虽只是被那朱徐氏隐晦的一点,但似被戳破心事的朱二爷,老脸一红,顿时有些挂不住了。三十年前,凭着多年行商跑买卖的经验,朱家便从苏北迁往此地,与去世的大哥苦心经营不同,这些年朱二爷更是坐吃山空,全凭着家中商号的分红过活。
可打从前年起,这商号的生意便一日不如一日,而在大哥去世后,生意更是一落千丈,那个侄子虽说极为聪颖,十七岁便考上了秀才,可却不是一个做生意的料,这不到一家的功夫,商号关了门不说,且又欠下一屁股的债,就连人也是气急攻心,染了风寒身故了。
在心痛之余,他却又心存一思侥幸,寻思着,大哥这门算是绝了后,那朱家的东西自然不能落到旁人家里,先前之所以要替徐灵芸出头,不过只是合算着朱家大房还有这座宅子以及城中的几间门市,当然,更重要的是租界里的仓库,那才是真正值钱的玩意,不知多少人眼红着那。
或许大哥有这样那样的不是,可对朱二爷来说,他却骨子里佩服大哥,尤其佩服其眼光,就像那租界里的地以及建立那片地上的仓库一般,当年这租界初设的时候,谁能想到现在这地价能翻上几十倍出去?而且还是有价无市——那些洋鬼子,现在可是不再永租给华商了。
这可是蝎子拉屎独一份!
眼瞧着那姓梁的上门逼起了债,把算盘打到了朱家的老本上,早把朱家大房当成自己家业的朱二爷自然要站出来,保全“朱家”的财产。
可却想不到这徐家的女娃儿年纪虽小,倒是自有主意,不单一口呛住了外人,就连同自家人也给一口堵死了。
当真不愧是大户人家出来的小姐,那怕再是偏房所出,那也有大户人家的底子啊!单就是这心思……可真够细的!
瞧着眼前的徐家小娘子,朱二爷的心里暗自懊恼起自己太过心切了,这徐灵芸可是徐家的小姐,虽说现在徐家大不如过去,可搁几十年前,单是提一声上海的徐家,便是谁也不敢轻视的人物,即便现如今,这徐家没落了,可毕竟根基尚存。
更何况,相比于徐家,祖籍安徽的朱家不过只是个刚来的外来户罢了,也就是前几年做了几年的买卖,在这上海的地界上,到底也还算是个人物,可现在不也是家破了嘛。

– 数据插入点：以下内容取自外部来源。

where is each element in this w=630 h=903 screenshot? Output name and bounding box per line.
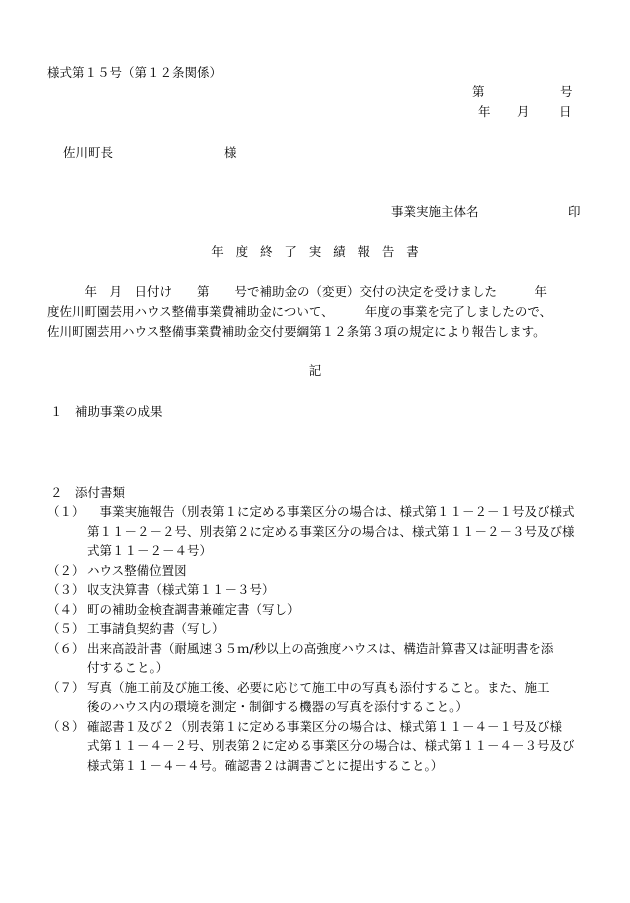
item-text-line: 出来高設計書（耐風速３５ｍ/秒以上の高強度ハウスは、構造計算書又は証明書を添 [87,640,554,656]
list-item [47,600,597,620]
date-day-label: 日 [559,104,572,119]
section-1-heading: １ 補助事業の成果 [50,404,163,419]
item-text-line: 写真（施工前及び施工後、必要に応じて施工中の写真も添付すること。また、施工 [87,679,550,695]
body-paragraph [47,282,587,342]
item-text-line: 事業実施報告（別表第１に定める事業区分の場合は、様式第１１－２－１号及び様式 [87,504,575,519]
addressee-honorific: 様 [224,145,237,160]
list-item [47,639,597,678]
item-text-line: 式第１１－４－２号、別表第２に定める事業区分の場合は、様式第１１－４－３号及び [87,738,575,753]
section-2-heading: ２ 添付書類 [50,485,126,500]
item-text-line: 式第１１－２－４号） [87,543,213,558]
item-text-line: ハウス整備位置図 [87,562,187,578]
list-item [47,678,597,717]
list-item [47,502,597,561]
addressee-name: 佐川町長 [63,145,114,160]
body-line: 度佐川町園芸用ハウス整備事業費補助金について、 年度の事業を完了しましたので、 [47,304,553,319]
item-number: （２） [47,562,85,578]
attachment-list [47,502,597,775]
item-number: （５） [47,621,85,636]
form-number: 様式第１５号（第１２条関係） [47,65,223,80]
ki-heading: 記 [308,363,322,378]
item-text-line: 後のハウス内の環境を測定・制御する機器の写真を添付すること。） [87,699,468,714]
item-text-line: 確認書１及び２（別表第１に定める事業区分の場合は、様式第１１－４－１号及び様 [87,718,563,734]
list-item [47,717,597,776]
item-number: （８） [47,718,85,734]
body-line: 佐川町園芸用ハウス整備事業費補助金交付要綱第１２条第３項の規定により報告します。 [47,324,546,339]
item-text-line: 様式第１１－４－４号。確認書２は調書ごとに提出すること。） [87,757,444,773]
list-item [47,580,597,600]
list-item [47,561,597,581]
date-year-label: 年 [478,104,491,119]
applicant-label: 事業実施主体名 [391,204,479,219]
item-text-line: 町の補助金検査調書兼確定書（写し） [87,601,300,617]
list-item [47,619,597,639]
body-line: 年 月 日付け 第 号で補助金の（変更）交付の決定を受けました 年 [47,284,548,299]
item-number: （４） [47,601,85,617]
item-text-line: 第１１－２－２号、別表第２に定める事業区分の場合は、様式第１１－２－３号及び様 [87,523,575,539]
item-text-line: 収支決算書（様式第１１－３号） [87,582,275,597]
document-title: 年度終了実績報告書 [211,244,431,259]
item-number: （１） [47,504,85,519]
item-text-line: 工事請負契約書（写し） [87,621,225,636]
seal-mark: 印 [568,204,581,219]
doc-number-suffix: 号 [560,84,573,99]
item-number: （３） [47,582,85,597]
item-text-line: 付すること。） [87,660,169,675]
item-number: （６） [47,640,85,656]
date-month-label: 月 [517,104,530,119]
doc-number-prefix: 第 [472,84,485,99]
item-number: （７） [47,679,85,695]
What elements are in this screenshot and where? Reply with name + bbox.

而现在徐灵芸话里藏话的一番微点,让朱二爷脸上一阵尴尬,同样也意识到,眼前这侄媳妇虽不过只是徐家偏房出来的小姐,但也绝不是个任人欺负的主,打断骨头连着筋,万一惹恼了徐家……到那时候,可真是有些麻烦啊!
正当朱二爷的那份玲珑心思浮动的时候,而正站在一旁的朱宜涛,这位朱家二房的独苗儿,原本还正贪婪地盯视着穿了一身孝服、逾显得娇媚动人的弟媳妇儿,其实,打从当年他那堂弟娶了这媳妇后,他那双眼睛便没少在其身上打量,可也顶多就是打量罢了,但现在却不同,现在那堂弟死了,这朱家大房按道理东西得归二房了,自然的就是这朱徐氏,嗯,想到这,他的心底便是一热,甚至下意识的把其当成了自家的禁锢。
现在朱宜涛一听她这么说,便立即跳出来为其撑起腰来。
“就是,到时候咱定要把这些个忘恩负义之人告上官府!灵芸,你放心,到时候我一定帮你!”
说的是词严义正,话是冠冕堂皇,可那心底的龌龊想法,却又隔着那层肚皮,不为外界所知,但那副龌龊模样,徐灵芸又岂会没看在眼里,那里会给对方机会。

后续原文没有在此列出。